Coordinated Care Organizations: OPIP facilitated conversations with CCOs around how to use the OHA data for identifying children with health complexity, and around care management methods, tools, and strategies from KP that can be applied. Regional variations used by CCOs given differing internal resources, community resources, and patient demographics, will be examined. Click here for more information.
A specific effort has been made to engage stakeholders from across the state in order to provide guidance and input on methods and processes for this work. Below you will find links to slides and webinar recordings of stakeholder meetings held to date.
- Click here for meeting agenda
- Click here for an ebook of supplemental meeting materials
- Click here for Complex Care Management Resources
LPFCH Grant #2:
The second grant, which runs May 2019-April 2021, is meant to support the meaningful use of population-level health complexity data to drive improved policies and investments in care and health management supports for children with health complexity.

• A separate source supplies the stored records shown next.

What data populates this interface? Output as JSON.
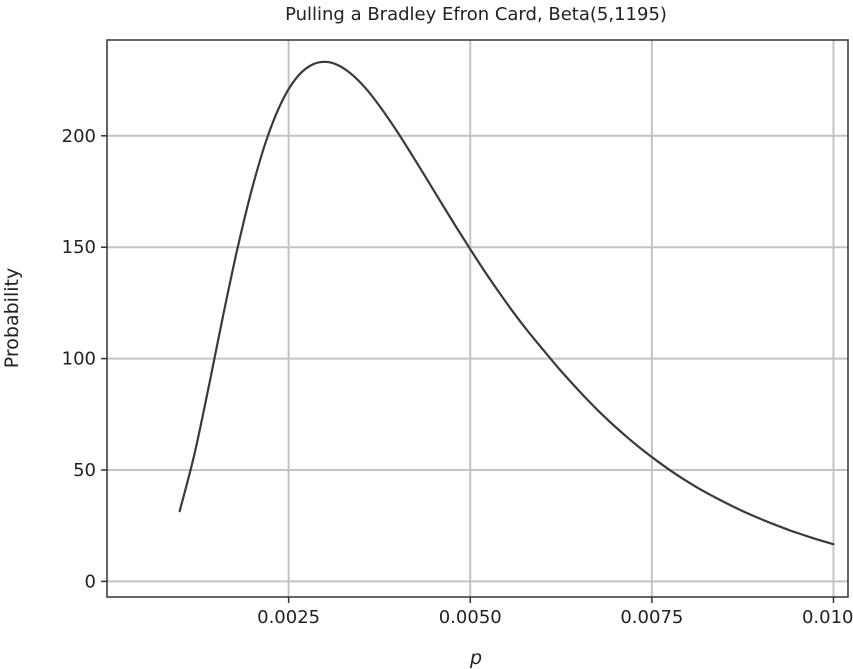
{
  "chart_data": {
    "type": "line",
    "title": "Pulling a Bradley Efron Card, Beta(5,1195)",
    "xlabel": "p",
    "ylabel": "Probability",
    "xlim": [
      0.0,
      0.0102
    ],
    "ylim": [
      -7,
      243
    ],
    "x_ticks": [
      0.0025,
      0.005,
      0.0075,
      0.01
    ],
    "x_tick_labels": [
      "0.0025",
      "0.0050",
      "0.0075",
      "0.0100"
    ],
    "y_ticks": [
      0,
      50,
      100,
      150,
      200
    ],
    "y_tick_labels": [
      "0",
      "50",
      "100",
      "150",
      "200"
    ],
    "grid": true,
    "legend": "none",
    "line_color": "#3a3a3a",
    "grid_color": "#c4c4c4",
    "series": [
      {
        "x": [
          0.001,
          0.0012,
          0.0014,
          0.0016,
          0.0018,
          0.002,
          0.0022,
          0.0024,
          0.0026,
          0.0028,
          0.003,
          0.0032,
          0.0034,
          0.0036,
          0.0038,
          0.004,
          0.0042,
          0.0044,
          0.0046,
          0.0048,
          0.005,
          0.0052,
          0.0054,
          0.0056,
          0.0058,
          0.006,
          0.0062,
          0.0064,
          0.0066,
          0.0068,
          0.007,
          0.0072,
          0.0074,
          0.0076,
          0.0078,
          0.008,
          0.0082,
          0.0084,
          0.0086,
          0.0088,
          0.009,
          0.0092,
          0.0094,
          0.0096,
          0.0098,
          0.01
        ],
        "y": [
          31.5,
          56.6,
          87.3,
          119.6,
          150.0,
          176.7,
          198.6,
          214.9,
          225.7,
          231.5,
          233.2,
          231.4,
          226.7,
          219.8,
          211.2,
          201.6,
          191.3,
          180.7,
          170.0,
          159.4,
          149.1,
          139.1,
          129.6,
          120.5,
          112.0,
          104.1,
          96.3,
          89.0,
          82.0,
          75.4,
          69.3,
          63.6,
          58.3,
          53.4,
          48.8,
          44.6,
          40.7,
          37.2,
          33.9,
          30.8,
          28.0,
          25.4,
          22.9,
          20.7,
          18.6,
          16.7
        ]
      }
    ]
  }
}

The project supports OPIP to provide targeted technical assistance to the Oregon Health Authority to identify specific policies, investments, and contracting requirements that can impact children with medical complexity. OPIP will provide technical assistance to OHA to focus on how the CCO 2.0 policies related to spending on social determinants of health, health equity, and health disparities; value-based payments focused on children, behavioral health services for parents and young children; fully implemented Systems of Care and wrap around services can be leveraged to focus on children with medical complexity.
The project will also support OPIP and OHA to share nationally the data analytic model for children’s health complexity, the compelling findings that demonstrate the magnitude and number of children with health complexity, and how the data model can be adopted by other State Medicaid agencies, given we know that what is measured is what is focused on.
At the end of the project, OPIP and OHA will develop a summary brief of the specific policies, investments, and contracting requirements that were implemented over the course of the project so that other State Medicaid agencies can learn about potential levers they can implement in their own states.
Secondly, the funding from this project will be used to complement the funding OPIP has received from OHA to provide deeper and more robust technical assistance to a limited number of CCOs or health care providers identified by CCOs within their region. CCOs that identify a specific focus on children with medical complexity and interest in developing models of complex health and care management for these children will be supported.
OPIP will provide nuanced and tailored technical assistance for the selected regional CCOs to apply and operationalize models of complex health management that fit their population, their contracting structures and health care partners. OPIP will share the learnings from the KPNW PCT model that apply to CCOs, as well as other methods identified through the development work with KPNW that were not implemented due to lack of fit within that setting but that may apply in the CCO or with a specific health care provider. A key component of this technical assistance will be working with these partners to ensure that the patient voice and patient input is obtained.
OPIP will share methods on how patients can be engaged, connect CCOs to state-level patient advocacy groups, and will provide facilitation supports for meetings with patients held about the improvement change concepts and models identified. A summary brief will then be created based on the learnings from these efforts that will be shared with other health care systems, including other CCOs in the state.